Coming on the heels of the General Data Protection Regulation (GDPR), which tackles personal data protection, the new rules, which primarily affect businesses and business users of data storage or data processing services, are intended to create a common European data space, a foundational plank of the Digital Single Market strategy.
The agreement is a big deal as it is intended to break down localisation barriers blocking the free flow of data. In a briefing document, the Commission notes:
Currently, data localisation restrictions by Member States' public authorities and obstacles to the movement of data across IT systems (so-called vendor lock-in practices) prevent business and organisations in the EU from capturing economic, social and business opportunities. Legal uncertainty and lack of trust cause additional barriers to the free flow of non-personal data.
In practice, this means a business may not be or feel free to make full use of cloud services, choose the most cost-effective locations for IT resources, switch between service providers or port its data back to their own IT systems. With the principle of free flow of non-personal data, businesses can avoid duplication of data at several locations, may feel more confident to enter new markets, and scale up their activities more easily.
The Commission concedes that there may be some circumstances where data localisation restrictions might be justifiable, but perceives “a trend of unjustified data localisation requirements both in Europe and globally”. Vice-President for the Digital Single Market Andrus Ansip says:
Data localisation restrictions are signs of protectionism for which there is no place in a single market. After free movement of people, goods, services and capital, we have made the next step with this agreement for a free flow of non-personal data to drive technological innovations and new business models and create a European data space for all types of data."
The new free flow of non-personal data rules will:
- Ensure the free flow of data across borders by setting down a framework for data storing and processing across the EU, prohibiting data localisation restrictions.
- Member States will have to communicate to the Commission any remaining or planned data localisation restrictions to the Commission in limited specific situations of public sector data processing.
- While GDPR is there to handle personal data protection, there may be occasions when there is a mixed data set combining both personal and non-personal data. The new rules are intended to complement GDPR and for both to be applied appropriately.
- Public authorities will be able to access data for scrutiny and supervisory control wherever it is stored or processed in the EU.
- Member States may sanction users that do not provide access to data stored in another Member State
- Encourage creation of codes of conduct for cloud services to facilitate switching between cloud service providers under clear deadlines. This, argues the Commission, will make the market for cloud services more flexible and the data services in the EU more affordable.
The Commission argues that the new rules could help boost Europe's economy by generating an estimated growth of up to 4% GDP by 2020. Commissioner for Digital Economy and Society Mariya Gabriel says:
Data is the backbone of today's digital economy and this proposal will help to build a common European data space. The European data economy can become a powerful driver for growth, create new jobs and open up new business models and innovation opportunities. With this agreement we are one step closer to completing the Digital Single Market by the end of 2018.
All of which just leaves the B-word to be factored in - Brexit. The rules will roll out before the end of the proposed transition period for the UK to leave the EU. The UK Government has made clear that it will mirror data protection legislation with that of the EU during this period.
But Prime Minister Theresa May has also made it clear that the UK will be leaving the Digital Single Market. There is speculation this week that the UK might try to remain in the Single Market for goods, but not services, which would have implications for the international cloud services industry.
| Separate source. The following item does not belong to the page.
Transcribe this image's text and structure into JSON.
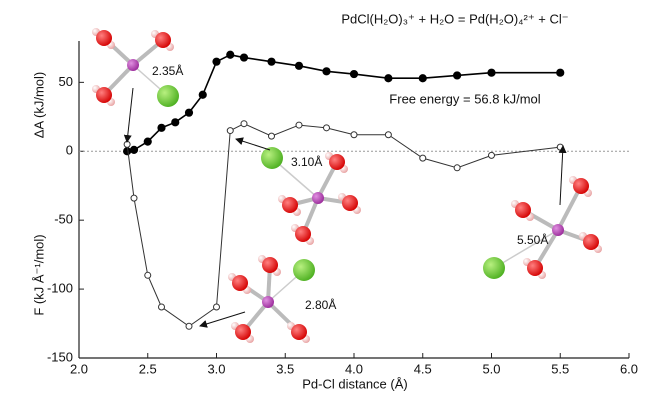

For now, there’s no issue but once full Brexit happens, it’s a different story. The Commission is quite clear:
The Regulation on a framework for the free flow of non-personal data in the European Union only covers data mobility within the EU
Data protection and data sovereignty has become one of the sticks used by the Commission’s chief Brexit negotiator Michel Barnier, who this week at the EU Agency for Fundamental RightS, said:
The UK has decided to leave the EU, its institutions, structures and safeguards. It will be a third country outside Schengen and outside the EU's legal order. This is a fact. Facts have consequences...Our future relationship will also have to be based on strong data protection. There is no possibility for the EU to compromise on data protection. This stems from EU primary law. The UK's data protection standards will therefore have to remain in line with ours, and confirmed by an adequacy decision from the EU. Such a decision can only be taken once we are able to assess the new UK legal framework
A good day for the EU Digital Single Market project; another European development that U.S. cloud services providers need to factor into doing business in the region; and another reminder of the coming headache for the UK as the Brexit clock ticks down.